If they don’t advertise on any “opinion-type websites that may cause offence or segregate any individuals or groups” what were they doing on New Matilda months after this decision was made? And how could they in fact justify being on any of the mainstream media sites? On Line Opinion doesn’t “segregate”, in fact it does quite the reverse with a degree of tolerance that is remarkable amongst media in general, and particularly online media. As for “offence”, it doesn’t matter what you publish, there is bound to be someone who can confect outrage at it, even if you’re running a tatting blog. It doesn’t leave the ANZ with a lot of choices for online advertising venues.
And in what way does OLO not align to their organisation values? Is the ANZ really telling us that it discriminates against customers based on their political beliefs, or that it supports blackmail rather than free and open, properly informed debate?
No, the only way to read the ANZ action is that for their, in their terms relatively small advertising investment in our site, it wasn’t worth the grief they thought they might get from the gay lobby, and it might prejudice their pitch for the pink dollar - they are afterall the sponsors of the Sydney Gay and Lesbian Mardi Gras. So someone decided to pull the ad.
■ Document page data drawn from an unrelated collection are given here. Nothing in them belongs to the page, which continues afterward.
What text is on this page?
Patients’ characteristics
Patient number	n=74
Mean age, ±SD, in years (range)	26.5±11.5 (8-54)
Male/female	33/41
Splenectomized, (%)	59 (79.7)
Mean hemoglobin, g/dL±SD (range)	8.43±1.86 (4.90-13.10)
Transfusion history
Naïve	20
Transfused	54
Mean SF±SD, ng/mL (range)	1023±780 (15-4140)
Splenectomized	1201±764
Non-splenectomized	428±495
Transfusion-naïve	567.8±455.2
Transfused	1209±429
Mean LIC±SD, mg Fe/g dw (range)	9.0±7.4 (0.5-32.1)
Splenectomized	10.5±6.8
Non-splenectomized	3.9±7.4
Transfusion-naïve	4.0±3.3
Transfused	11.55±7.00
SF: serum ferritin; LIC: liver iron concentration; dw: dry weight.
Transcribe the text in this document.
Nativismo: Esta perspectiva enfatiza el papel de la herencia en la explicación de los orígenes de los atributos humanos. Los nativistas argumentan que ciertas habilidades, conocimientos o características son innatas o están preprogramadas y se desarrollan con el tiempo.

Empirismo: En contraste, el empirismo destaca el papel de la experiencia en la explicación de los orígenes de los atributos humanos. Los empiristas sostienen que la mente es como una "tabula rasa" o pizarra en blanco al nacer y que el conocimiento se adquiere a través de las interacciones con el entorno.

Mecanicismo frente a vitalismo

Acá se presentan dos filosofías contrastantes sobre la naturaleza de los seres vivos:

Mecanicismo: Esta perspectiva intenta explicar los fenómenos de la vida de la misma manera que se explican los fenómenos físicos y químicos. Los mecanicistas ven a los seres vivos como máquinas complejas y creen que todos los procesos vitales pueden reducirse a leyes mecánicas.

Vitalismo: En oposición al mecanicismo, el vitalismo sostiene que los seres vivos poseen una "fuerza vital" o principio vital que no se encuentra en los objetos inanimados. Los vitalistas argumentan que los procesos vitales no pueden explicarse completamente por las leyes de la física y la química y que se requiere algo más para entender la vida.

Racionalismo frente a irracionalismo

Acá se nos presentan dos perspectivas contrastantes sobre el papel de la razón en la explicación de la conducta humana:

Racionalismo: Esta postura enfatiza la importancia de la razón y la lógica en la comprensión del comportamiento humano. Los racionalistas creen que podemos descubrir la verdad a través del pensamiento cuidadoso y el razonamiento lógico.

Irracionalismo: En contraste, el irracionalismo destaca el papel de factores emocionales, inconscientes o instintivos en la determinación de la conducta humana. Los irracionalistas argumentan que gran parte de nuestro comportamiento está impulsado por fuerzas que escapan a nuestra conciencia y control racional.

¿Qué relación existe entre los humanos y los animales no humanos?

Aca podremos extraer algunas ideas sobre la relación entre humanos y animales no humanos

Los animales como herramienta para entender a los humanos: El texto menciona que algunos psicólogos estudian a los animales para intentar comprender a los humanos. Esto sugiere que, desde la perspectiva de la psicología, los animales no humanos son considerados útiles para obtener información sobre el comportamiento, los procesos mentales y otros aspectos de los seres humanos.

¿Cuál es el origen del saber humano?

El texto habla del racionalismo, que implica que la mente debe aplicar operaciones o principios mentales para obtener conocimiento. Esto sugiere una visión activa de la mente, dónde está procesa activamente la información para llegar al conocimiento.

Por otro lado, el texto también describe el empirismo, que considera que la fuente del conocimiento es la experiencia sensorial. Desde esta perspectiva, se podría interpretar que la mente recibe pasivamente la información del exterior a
I doubt whether the decision was thought through, or that originally it was even made at a particularly high level. No-one bothered to approach me or I might have pointed out that on top of all the other injustices they would be helping to perpetuate, they would also be damaging one of their own customers.
That’s right, The National Forum actually banks with the ANZ as a result of the long term relationship that I and my family have had with the bank that goes back over 44 years. It puts a new spin on “bankrupt”!
While the ANZ has every right to make commercial decisions they are also a major corporate citizen which receives substantial government assistance as well as earning its income through a government licence.
With its commercial rights go responsibilities, and aiding and abetting in the unethical, if not illegal, damage to someone else’s business, which just happens to be the provision of a public good, is quite contrary to those responsibilities.
Similar arguments apply to IBM.
So there you have it. We’d be happy to have the ANZ and IBM back on the site. First rule of crisis management is when you’ve made a mistake to admit it. They’ll probably pick up some customers who’d appreciate them not only supporting free speech and discussion in the community, but admitting that they made an error.
But the reality is that we probably need to find new advertisers.
I believed that the Internet opened up a huge opportunity for doing politics and governance better than we used to. On Line Opinion, and various blogs in the blogosphere, are part of that better way, but they don’t have a long-term future without financial support.
We need advertisers who understand that their profits stem from political stability and that they have a duty to support that stability, not run away from it because of a short-term, but ultimately ephemeral, dollar.
If you know any of those advertisers, please send them our way to keep this most Australian of sites, and our colleagues, afloat. Hopefully this episode can set us on the road to improved sustainability.